Mes Finances TV – Contrairement aux idées reçues, le montant nominal des pensions versées ne recule pas en France. En revanche, il augmente moins vite que l'inflation à cause des mesures d'économies mises en place par les régimes.    

Les pensions de retraites n'ont pratiquement plus augmenté depuis 2013

On entend dire que le montant des retraites baisse dans l’Hexagone. La réalité est quelque peu différente. « Les retraites ne baissent pas, mais elles n’augmentent plus », résume Roger Barrot, le président de la Fédération nationale des associations de retraités (FNAR) qui compte 250.000 adhérents. Les revalorisations annuelles ont été quasi-inexistantes depuis 2013.
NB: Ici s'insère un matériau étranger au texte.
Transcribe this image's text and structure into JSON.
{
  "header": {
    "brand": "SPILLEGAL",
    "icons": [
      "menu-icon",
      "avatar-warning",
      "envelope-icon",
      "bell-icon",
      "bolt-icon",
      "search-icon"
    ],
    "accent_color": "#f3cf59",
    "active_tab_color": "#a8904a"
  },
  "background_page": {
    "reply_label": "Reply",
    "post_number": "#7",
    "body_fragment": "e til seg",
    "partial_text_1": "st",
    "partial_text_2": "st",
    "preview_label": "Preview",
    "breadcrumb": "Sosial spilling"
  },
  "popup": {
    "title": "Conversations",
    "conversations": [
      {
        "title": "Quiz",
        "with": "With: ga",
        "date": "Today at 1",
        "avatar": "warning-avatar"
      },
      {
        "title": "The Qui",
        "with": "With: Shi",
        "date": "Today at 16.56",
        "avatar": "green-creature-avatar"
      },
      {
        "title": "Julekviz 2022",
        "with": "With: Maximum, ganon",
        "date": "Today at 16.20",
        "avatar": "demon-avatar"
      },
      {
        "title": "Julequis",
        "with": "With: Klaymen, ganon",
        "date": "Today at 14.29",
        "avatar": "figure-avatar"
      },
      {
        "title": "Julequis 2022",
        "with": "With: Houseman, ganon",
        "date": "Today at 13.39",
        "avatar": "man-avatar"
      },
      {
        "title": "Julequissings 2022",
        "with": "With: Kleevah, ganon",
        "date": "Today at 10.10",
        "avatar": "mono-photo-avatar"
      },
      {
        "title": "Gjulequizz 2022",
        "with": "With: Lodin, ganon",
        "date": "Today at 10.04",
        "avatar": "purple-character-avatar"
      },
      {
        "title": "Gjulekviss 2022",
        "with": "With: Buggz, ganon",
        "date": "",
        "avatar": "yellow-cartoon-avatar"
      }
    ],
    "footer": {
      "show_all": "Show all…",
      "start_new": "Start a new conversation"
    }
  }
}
Ainsi, la dernière réforme des retraites a instauré un report de la revalorisation annuelle des pensions servies par les régimes de base par rapport à l’inflation. Ce décalage du 1er avril au 1er octobre a entraîné un gel des retraites de base durant six mois en 2014. En outre, compte tenu de la faible hausse des prix à la consommation, l’indexation des pensions de base a été nulle en 2014 et de seulement + 0,1% en 2015.

Réduction du pouvoir d’achat

Du côté des retraites complémentaires, ce n’est guère mieux. Suite à l’accord signé le 13 mars 2013 par les partenaires sociaux, les pensions Arrco et Agirc ont été sous-indexées au point d’aboutir à une revalorisation nulle en 2014 et en 2015. Et les choses ne vont guère s’arranger puisque le nouvel accord validé le 30 octobre 2015 prévoit une indexation inférieure de 1 point par rapport à l’inflation en 2016, 2017 et 2018 pour dégager de nouvelles économies. Bref, les pensions complémentaires ne sont pas près d’augmenter de sitôt.

Cette absence de revalorisation pèse sur le pouvoir d’achat des retraités puisque les pensions n’augmentent plus au même rythme que les prix. Par ailleurs, elle constitue un signal inquiétant pour les jeunes générations, selon Roger Barrot. « Les jeunes sont découragés et ont tendance à se constituer une épargne pour compléter leurs retraites futures. Cela remet en cause la répartition et c’est dommage car ce système est précieux », souligne le président de la FNAR.